I thought seamless Ubering would be best, and our 2-night stay in Kula? Well, that's when I'd write and read, my husband would hike and play video games, and we'd rest up for our redeye home.
Easy. Mountains. Nature.
That was the entire point of the cottage in the middle of nowhere, for a writer and wanderer couple to kick back and relax.
But because I asked about the construction, I was guilt-tripped for not having a car.
We were described as the "first guests who were 'stuck' without a car," when we didn't consider ourselves stuck at all; staying in, writing, and reading was the plan, and I've never stayed at somewhere before that found my lack of a vehicle offensive.
Forgive me if I sound too Millennial, but the Uber option was seamless, easier, and cheaper.
Which brings me to the last part of the listing that felt inaccurate: "a restful place."
We were treated ill for choosing to use Uber instead of renting a vehicle; and even if you put the ill manner and false hope aside, we had construction, without prior knowledge, 9am to 5pm; then yard work at 6pm;
And this is all happening in a cottage with no curtains on an entire west-facing wall, on our honeymoon—and yes, people were in eyesight—which means we were in eyesight of them, highlighted by sunset rays, a tourist exhibit display.

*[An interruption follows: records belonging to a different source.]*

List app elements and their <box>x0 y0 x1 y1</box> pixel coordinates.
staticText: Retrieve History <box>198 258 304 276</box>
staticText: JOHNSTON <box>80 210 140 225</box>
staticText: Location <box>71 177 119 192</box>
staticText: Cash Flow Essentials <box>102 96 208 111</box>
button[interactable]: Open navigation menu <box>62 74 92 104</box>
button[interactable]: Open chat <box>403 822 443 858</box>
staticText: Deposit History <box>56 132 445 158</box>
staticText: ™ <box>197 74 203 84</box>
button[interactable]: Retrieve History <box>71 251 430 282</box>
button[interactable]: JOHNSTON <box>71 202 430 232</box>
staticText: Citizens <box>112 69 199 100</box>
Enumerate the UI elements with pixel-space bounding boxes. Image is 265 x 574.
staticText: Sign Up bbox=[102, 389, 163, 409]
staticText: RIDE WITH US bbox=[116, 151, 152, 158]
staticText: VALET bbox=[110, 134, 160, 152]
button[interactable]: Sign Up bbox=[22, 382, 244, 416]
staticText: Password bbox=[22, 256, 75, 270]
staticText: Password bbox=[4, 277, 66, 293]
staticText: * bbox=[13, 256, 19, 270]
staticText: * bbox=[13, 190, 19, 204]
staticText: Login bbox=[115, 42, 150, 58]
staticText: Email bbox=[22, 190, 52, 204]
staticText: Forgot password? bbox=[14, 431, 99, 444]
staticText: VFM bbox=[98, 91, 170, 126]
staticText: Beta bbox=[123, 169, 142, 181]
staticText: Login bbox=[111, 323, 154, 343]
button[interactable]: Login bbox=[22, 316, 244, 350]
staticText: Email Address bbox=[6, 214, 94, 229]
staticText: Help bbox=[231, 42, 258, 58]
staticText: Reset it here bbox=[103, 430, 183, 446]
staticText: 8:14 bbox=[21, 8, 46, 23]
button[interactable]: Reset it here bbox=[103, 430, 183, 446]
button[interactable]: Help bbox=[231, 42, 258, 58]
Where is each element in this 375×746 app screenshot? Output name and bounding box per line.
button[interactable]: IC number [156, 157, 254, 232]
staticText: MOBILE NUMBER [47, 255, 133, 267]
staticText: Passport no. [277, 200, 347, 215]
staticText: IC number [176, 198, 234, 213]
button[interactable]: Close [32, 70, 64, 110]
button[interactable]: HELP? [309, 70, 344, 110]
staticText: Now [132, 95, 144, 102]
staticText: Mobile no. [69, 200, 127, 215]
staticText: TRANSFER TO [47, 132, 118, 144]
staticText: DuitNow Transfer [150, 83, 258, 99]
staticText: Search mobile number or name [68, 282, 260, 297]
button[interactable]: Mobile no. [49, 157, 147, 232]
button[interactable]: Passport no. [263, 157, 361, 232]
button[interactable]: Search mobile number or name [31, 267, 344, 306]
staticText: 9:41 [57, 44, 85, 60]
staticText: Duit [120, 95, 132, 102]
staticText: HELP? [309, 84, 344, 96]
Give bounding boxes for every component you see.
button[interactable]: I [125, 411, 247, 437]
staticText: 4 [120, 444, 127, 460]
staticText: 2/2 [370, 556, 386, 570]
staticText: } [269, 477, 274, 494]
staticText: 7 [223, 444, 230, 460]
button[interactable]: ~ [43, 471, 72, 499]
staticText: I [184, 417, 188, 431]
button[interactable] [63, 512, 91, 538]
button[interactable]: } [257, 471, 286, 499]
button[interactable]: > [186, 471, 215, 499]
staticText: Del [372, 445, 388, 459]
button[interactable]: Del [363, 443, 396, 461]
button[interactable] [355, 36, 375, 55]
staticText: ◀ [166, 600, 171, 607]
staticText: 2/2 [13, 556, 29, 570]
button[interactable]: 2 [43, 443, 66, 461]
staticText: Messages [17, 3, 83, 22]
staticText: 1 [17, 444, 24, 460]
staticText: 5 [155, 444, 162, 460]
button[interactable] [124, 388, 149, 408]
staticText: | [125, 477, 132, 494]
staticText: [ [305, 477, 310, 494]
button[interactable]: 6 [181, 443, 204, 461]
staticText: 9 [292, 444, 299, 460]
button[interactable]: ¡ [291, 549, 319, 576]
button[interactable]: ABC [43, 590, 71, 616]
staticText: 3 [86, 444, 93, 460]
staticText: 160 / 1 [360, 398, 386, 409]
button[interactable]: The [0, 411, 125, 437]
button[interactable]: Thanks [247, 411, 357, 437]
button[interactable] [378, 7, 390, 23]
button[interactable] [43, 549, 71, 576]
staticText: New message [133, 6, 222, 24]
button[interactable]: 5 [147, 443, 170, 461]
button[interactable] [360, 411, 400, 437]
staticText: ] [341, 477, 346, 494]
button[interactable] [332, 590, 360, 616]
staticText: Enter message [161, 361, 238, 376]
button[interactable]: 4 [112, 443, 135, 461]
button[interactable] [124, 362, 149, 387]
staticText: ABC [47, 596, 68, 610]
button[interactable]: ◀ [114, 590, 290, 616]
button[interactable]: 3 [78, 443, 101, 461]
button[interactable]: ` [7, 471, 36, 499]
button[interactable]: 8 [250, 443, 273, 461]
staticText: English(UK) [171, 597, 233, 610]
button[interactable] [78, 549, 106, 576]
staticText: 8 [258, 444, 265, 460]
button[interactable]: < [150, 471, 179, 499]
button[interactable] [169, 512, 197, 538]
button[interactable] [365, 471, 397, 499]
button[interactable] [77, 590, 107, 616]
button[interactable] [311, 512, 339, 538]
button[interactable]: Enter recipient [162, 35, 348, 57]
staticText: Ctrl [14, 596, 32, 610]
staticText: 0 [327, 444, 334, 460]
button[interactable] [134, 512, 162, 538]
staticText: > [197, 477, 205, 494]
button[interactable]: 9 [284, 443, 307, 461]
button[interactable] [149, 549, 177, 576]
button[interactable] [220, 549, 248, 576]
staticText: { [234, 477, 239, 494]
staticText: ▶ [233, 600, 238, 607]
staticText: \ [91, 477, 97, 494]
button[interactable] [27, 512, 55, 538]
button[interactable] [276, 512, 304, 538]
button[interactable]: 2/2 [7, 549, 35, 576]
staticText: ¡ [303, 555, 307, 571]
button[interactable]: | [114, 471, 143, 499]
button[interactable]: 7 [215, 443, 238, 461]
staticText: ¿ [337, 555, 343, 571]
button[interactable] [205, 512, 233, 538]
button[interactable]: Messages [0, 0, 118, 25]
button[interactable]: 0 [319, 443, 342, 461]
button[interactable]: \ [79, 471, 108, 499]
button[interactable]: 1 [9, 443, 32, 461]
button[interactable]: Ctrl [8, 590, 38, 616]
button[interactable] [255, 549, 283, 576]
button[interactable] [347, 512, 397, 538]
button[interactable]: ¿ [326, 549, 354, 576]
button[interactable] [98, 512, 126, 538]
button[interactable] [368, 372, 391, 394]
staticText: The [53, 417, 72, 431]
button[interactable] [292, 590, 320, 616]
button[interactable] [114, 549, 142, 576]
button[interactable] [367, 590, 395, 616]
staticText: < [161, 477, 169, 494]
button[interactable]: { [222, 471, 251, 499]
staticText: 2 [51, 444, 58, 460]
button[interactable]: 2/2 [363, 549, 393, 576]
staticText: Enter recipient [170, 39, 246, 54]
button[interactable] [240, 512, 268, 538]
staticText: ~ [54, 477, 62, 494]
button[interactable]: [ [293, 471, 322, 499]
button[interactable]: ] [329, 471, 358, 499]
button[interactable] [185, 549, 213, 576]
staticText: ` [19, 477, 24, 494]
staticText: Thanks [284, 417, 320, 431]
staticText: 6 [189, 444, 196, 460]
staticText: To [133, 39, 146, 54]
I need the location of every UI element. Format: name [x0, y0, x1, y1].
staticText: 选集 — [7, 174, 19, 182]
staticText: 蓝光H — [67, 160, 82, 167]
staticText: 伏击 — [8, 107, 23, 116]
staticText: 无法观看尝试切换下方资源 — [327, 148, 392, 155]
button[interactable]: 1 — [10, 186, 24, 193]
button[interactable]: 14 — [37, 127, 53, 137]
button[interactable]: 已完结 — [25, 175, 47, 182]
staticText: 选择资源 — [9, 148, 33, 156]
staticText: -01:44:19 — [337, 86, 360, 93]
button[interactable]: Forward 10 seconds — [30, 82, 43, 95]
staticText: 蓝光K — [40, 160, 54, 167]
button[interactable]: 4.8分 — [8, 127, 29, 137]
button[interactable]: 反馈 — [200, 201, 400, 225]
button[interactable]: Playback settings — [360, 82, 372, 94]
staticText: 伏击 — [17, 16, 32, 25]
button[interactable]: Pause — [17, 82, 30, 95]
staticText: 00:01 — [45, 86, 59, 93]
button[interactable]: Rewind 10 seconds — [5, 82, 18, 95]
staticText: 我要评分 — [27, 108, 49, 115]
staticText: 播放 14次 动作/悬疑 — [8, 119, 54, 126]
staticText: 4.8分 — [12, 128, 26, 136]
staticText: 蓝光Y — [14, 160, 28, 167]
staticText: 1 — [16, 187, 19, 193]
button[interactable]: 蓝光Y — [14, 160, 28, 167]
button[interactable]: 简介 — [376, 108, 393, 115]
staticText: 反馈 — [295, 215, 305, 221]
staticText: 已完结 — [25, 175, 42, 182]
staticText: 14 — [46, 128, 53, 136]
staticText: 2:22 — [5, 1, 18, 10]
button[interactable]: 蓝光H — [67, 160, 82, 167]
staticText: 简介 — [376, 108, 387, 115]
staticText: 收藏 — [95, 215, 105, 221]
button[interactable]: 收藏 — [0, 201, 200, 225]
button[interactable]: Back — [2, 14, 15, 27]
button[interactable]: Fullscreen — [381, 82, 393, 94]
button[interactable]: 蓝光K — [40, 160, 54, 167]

There was no visual privacy, no audible privacy, and no private bath, and that meant we got on the redeye with 2-3 hours of sleep a night pocketed from our last two days on Maui, and I had a honeymoon-end memory of landing in a toilet bowl.
I wouldn't return to this particular Airbnb. If you just want a bed for 7pm-9am, and don't otherwise mind noise or shared quarters, and you like to get fully dressed before you head to the potty because people will definitely see you skipping along to the outhouse, this would be a better listing for you.
First draft: August '18.
Word count: 979.
Photograph: Star Tours @ Hyatt Regency, couples gazing option; iPhone 8S capturing the moon through polarized lens; then iPhone image altered with PicsArt app (Effects > Tiny Planet).